R. – Intanto, chi ha perso la casa ha bisogno di ritrovare un tetto; chi ha perso il raccolto, ha bisogno di semi, di fertilizzanti e di rimettersi in carreggiata il più presto possibile, altrimenti questo rischia di essere un anno terribile per la maggior parte della popolazione. Oltre a questo, ovviamente, c’è bisogno di sapone e di tutto quello che può aiutare a mantenere un livello d’igiene accettabile, affinché non si propaghino malattie legate alla mancanza di misure sanitarie basiche, come la diarrea, il colera e la malaria, che qui possono uccidere molto facilmente.

D. – E poi, come sempre accade in caso di calamità naturale, c’è il problema degli sfollati…

R. – Ci sono circa 200 mila sfollati che vivono nelle tende, in questo momento, probabilmente con un accesso all’acqua molto difficile, con un accesso al cibo molto difficile e con un accesso a strutture sanitarie quasi impossibile. Alcune zone sono addirittura raggiungibili solo via elicottero in questo momento, oppure con cinque, sei, sette ore di “quattro-per-quattro”. C’è anche da dire che normalmente le condizioni di vita di queste persone non sono molto al di sopra di quelle in cui si trovano adesso: le case in cui vivono normalmente non hanno acqua corrente, non hanno elettricità, però rappresentano tutto quello che hanno, assieme al loro bestiame e a tutte le cose che servono per vivere quotidianamente. E per la maggior parte di queste persone, tutto questo è andato irrimediabilmente e per sempre perduto, probabilmente.

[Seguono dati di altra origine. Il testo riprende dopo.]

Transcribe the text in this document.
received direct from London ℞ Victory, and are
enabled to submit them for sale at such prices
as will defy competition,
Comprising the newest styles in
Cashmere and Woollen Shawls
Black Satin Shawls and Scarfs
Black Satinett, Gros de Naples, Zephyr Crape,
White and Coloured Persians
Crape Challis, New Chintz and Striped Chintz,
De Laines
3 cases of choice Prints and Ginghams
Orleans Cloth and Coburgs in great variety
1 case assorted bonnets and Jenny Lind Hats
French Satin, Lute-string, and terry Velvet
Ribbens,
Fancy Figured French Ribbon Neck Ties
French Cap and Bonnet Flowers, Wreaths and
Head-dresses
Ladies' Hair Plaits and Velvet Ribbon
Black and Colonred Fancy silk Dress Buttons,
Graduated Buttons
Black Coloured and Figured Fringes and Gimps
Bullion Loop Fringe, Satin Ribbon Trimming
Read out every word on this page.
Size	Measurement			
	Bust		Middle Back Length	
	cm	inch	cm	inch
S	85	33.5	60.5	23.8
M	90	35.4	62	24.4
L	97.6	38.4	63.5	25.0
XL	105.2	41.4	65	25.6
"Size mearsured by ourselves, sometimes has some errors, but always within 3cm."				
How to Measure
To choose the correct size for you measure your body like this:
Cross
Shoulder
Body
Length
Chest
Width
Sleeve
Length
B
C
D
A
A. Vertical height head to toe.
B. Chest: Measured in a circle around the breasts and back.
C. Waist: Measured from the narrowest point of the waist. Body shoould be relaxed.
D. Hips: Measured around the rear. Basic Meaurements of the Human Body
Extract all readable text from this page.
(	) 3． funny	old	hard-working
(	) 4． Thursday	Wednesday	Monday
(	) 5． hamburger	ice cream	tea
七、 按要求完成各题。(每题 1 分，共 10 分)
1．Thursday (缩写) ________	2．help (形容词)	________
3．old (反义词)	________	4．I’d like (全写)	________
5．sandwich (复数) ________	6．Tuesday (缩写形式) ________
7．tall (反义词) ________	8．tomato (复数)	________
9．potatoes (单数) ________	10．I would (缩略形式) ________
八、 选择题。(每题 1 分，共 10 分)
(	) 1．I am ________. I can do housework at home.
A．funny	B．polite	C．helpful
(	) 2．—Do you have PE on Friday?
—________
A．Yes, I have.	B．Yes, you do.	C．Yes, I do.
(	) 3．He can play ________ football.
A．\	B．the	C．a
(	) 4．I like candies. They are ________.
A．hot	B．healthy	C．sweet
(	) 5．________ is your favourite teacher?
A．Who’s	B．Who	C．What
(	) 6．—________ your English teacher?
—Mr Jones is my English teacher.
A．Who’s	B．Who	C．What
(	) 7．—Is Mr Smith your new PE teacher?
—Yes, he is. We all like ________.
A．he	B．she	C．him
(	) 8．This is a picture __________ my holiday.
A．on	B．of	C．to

D. – Cosa può fare la comunità internazionale?

R. – Direttamente non può fare molto, oltre che occuparsi delle emergenze: portare cibo dove c’è bisogno, portare sapone, portare medicine… Questo nell’immediato. Nel lungo termine, però, è il governo malawiano che deve occuparsi di questa situazione e quello che può fare la comunità internazionale è supportare il governo sia da un punto di vista economico, ovviamente, ma anche da un punto di vista della capacità. Il problema è che il Malawi è in uno stato di povertà permanente. Parliamo di uno dei Paesi più poveri al mondo: al di là del disastro, c’è un bisogno costante. Ogni anno ci sono centinaia di migliaia di persone che sono a rischio sicurezza alimentare: questo non vuol dire che tutti muoiano di fame, ma vuol dire che basta poco perché questa soglia venga scavalcata, venga superata.